The restoration industry is experiencing a substantial shift in ownership. This is caused by a generational shift in the age of the existing owners, a very fragmented industry, the recession-resistant nature of the industry, and relatively healthy profit margins. If you are considering purchasing a restoration business, then you should know the answers to the following 7 questions prior to buying any restoration company.
- Are you buying a business or a 70 hour per week J-O-B? There is a balance between owning a company and being responsible for the daily activity of the business. The company needs to be able to support your salary and have a team that can take on many of the daily challenges. If the existing owner is in the middle of daily operations, then consider what the company looks like without that person – and if you want to fill the same role in the business? Often, owners of this type of company could make more money if they took a job with another business – and without the same risk.

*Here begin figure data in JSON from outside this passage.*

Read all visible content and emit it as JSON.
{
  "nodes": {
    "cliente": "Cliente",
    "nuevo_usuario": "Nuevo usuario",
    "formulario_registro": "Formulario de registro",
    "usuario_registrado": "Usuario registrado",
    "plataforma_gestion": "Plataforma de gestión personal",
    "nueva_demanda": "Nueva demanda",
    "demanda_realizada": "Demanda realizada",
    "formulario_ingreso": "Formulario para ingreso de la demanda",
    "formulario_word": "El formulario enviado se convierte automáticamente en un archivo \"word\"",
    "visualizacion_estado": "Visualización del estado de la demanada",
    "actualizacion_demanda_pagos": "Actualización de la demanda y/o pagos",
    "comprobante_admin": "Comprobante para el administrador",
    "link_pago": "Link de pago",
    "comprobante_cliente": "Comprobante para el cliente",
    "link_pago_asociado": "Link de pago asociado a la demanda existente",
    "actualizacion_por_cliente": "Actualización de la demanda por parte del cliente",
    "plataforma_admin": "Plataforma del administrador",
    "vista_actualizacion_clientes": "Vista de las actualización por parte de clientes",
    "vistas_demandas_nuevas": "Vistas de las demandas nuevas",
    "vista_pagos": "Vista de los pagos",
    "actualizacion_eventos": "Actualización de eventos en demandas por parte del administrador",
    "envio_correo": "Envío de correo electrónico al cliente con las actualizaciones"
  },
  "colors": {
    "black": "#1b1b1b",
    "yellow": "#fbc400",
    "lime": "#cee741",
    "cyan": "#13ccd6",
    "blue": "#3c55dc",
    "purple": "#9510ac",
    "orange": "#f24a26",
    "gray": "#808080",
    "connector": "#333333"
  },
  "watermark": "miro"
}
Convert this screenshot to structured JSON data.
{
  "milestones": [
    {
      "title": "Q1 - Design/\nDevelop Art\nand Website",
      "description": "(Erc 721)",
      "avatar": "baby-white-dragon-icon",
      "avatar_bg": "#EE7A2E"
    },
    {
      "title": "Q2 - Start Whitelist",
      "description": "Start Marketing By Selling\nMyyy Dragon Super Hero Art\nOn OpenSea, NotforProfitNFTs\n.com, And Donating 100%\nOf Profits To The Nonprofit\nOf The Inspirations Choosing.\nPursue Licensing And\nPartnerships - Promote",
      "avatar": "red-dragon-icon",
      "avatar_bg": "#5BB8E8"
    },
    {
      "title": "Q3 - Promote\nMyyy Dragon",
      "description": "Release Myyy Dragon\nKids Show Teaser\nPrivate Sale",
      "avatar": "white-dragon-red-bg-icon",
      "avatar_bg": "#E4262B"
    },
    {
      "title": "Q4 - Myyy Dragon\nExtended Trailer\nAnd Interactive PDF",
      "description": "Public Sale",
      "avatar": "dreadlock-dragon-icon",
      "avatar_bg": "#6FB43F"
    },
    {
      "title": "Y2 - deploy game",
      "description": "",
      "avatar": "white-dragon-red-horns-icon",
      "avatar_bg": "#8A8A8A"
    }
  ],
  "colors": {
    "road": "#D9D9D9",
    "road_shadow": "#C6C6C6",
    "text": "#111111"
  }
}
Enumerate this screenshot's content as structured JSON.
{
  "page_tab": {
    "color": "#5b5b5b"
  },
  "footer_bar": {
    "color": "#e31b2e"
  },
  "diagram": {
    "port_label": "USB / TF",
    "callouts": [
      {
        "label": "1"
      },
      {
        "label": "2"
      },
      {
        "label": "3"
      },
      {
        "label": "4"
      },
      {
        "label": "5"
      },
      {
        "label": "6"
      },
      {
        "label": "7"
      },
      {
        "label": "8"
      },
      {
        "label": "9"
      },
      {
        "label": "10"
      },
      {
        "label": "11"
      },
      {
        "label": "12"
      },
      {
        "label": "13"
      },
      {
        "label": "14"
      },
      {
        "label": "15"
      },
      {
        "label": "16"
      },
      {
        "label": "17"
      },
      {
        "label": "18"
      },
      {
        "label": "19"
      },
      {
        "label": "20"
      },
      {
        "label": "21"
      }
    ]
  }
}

- How is the team? Is the business dependent on the presence of the owner? How is the “number 2” in the company? Can he or she continue the success of the operation after the old owner transitions out?” Don’t get me wrong, as the new owner, you will be able to fill some of the old owner’s role – but having a core group that continues with the company after the sale can make all the difference in the world.
- Do any of the competitors have a competitive advantage in the market? How difficult will it be to overcome this competitive advantage? Overcoming existing relationships and getting adjusters, agents, property managers or others, to work with a new company can be very difficult. Restoration is dependent on events and not marketing activity, you will need to take the work from another contractor. This is possible but it may not be as easy as you initially anticipate.
- Is the company adding or losing market share? A company that is declining is size may have quality issues, company culture challenges, competitive disadvantages, or other struggles. There is a strong chance that a change in ownership may not be able to change these trends. It is important to understand the cause of the diminishing work and then understand if that will be an easy fix – or will take substantial effort.
- Do you have sufficient operating capital to pay the company debt while meeting the cash flow challenges in the business? I have seen companies that did not understand the restoration industry and failed to account for the working capital requirements when planning the needed funds for operating and growing their new business. Often this does not end well for the new owner.
- What is the quality of the assets in the business? The assets in most restoration companies are not the major driving value in the business – they are resources to complete work. They are often replaceable and when in used condition, not as valuable as they were when purchased and can be replaced. The challenge is when they are the victims of deferred maintenance. If the vehicles have not received routine maintenance, the drying equipment is not functional and the specialty equipment in poor or non-working condition then trying to balance replacing this equipment, while paying for the business and floating cash, may be impossible.
- Is there balance in the work sources? If only a couple of companies are responsible for sending most of the work, this creates substantial risk to the ongoing business. Consolidation, changing staff, personal relationships and changing market conditions could cause any of your top clients to disappear. What does this do to the value of the business and the ongoing operations? I like to see less than 20% of overall work coming from any client which will reduce risk. Many restoration companies do not have this desired mix of work sources – so you will have to determine an acceptable balance of clients and risk. If the company only has a couple of major clients, then you will have to decide if the risk of losing one of these clients is worth the value of the business.